Since the dawn of man (and woman) up until the 20th century, the human race has universally recognized that men and women have distinct characteristics that set them apart from one another. Religious beliefs have further defined these gender distinctions as a part of a divine plan of a creator God.
In recent history, traditional and religious views on sexuality and gender have been challenged as people began to question whether humans came from God or some random phenomenon. Somewhere along the line, a theory emerged that each person has a special right to define whether they are a man or woman, and at the same time demand that others accept and recognize their gender preference.
The government is now tasked with sorting out how the right to choose one’s gender can co-exist with the right to define gender which is based on biological traits. This is how public bathroom use has taken the spotlight in America. What has been conspicuously absent from the conversation are the fundamental rights of women and children to privacy and safety. Those concerns have been wholly ignored.

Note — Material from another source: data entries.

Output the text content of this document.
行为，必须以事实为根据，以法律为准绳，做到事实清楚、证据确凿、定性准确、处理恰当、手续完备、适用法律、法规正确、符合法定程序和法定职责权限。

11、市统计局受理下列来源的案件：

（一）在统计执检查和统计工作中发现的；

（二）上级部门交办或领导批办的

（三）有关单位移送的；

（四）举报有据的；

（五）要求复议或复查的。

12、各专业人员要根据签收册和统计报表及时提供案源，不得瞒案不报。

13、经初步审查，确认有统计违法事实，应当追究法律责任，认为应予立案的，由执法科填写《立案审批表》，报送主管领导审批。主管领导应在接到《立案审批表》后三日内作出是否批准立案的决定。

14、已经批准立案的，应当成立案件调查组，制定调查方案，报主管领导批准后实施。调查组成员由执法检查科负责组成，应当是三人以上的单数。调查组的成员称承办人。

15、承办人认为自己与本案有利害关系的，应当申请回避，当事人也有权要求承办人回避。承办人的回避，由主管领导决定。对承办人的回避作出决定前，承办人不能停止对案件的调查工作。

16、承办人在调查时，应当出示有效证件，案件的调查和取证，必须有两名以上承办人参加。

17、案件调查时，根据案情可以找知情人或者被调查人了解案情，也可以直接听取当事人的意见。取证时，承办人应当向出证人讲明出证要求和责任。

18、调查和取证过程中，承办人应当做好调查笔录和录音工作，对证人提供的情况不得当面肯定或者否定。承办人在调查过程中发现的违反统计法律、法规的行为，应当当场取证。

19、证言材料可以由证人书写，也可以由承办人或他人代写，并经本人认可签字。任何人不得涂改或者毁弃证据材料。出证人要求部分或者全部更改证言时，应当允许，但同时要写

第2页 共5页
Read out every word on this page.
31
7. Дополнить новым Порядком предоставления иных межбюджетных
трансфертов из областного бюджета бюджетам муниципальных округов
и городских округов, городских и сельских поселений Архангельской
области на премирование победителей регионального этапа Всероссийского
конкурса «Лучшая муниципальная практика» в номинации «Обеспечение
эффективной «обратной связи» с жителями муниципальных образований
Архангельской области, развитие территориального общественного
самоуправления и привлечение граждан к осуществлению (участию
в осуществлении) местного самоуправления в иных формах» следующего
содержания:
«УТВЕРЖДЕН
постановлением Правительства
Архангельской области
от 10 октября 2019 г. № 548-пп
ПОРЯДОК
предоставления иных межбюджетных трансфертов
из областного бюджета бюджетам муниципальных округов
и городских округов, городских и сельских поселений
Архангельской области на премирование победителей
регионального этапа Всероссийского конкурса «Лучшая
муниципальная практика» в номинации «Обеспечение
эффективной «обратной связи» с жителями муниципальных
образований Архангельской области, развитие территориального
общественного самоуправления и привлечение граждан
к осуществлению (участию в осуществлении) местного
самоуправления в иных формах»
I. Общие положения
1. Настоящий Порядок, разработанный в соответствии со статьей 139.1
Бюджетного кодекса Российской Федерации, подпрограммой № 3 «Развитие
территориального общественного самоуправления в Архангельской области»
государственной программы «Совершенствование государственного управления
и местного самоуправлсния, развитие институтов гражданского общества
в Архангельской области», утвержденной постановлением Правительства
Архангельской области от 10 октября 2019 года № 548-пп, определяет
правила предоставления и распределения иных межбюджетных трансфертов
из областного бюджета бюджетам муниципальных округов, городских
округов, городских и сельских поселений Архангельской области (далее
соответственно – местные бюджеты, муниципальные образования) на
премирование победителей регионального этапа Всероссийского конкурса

Those who embrace traditional gender identification, and the rights to privacy and safety that go along with that, have a special interest in protecting their children from exposure to certain bathroom experiences that could be traumatic for a young child. It is not cruel for parents to want this kind of protection under the law, as was suggested recently by Leslie Schwalm, a professor at the University of Iowa.
However, it is cruel to assume that child who identifies as transgender now, should be locked into a gender identification that could change in time. It is more likely that adults with an LBGTQ agenda, and not transgender children, who are driving the debate against protections for traditional bathroom use.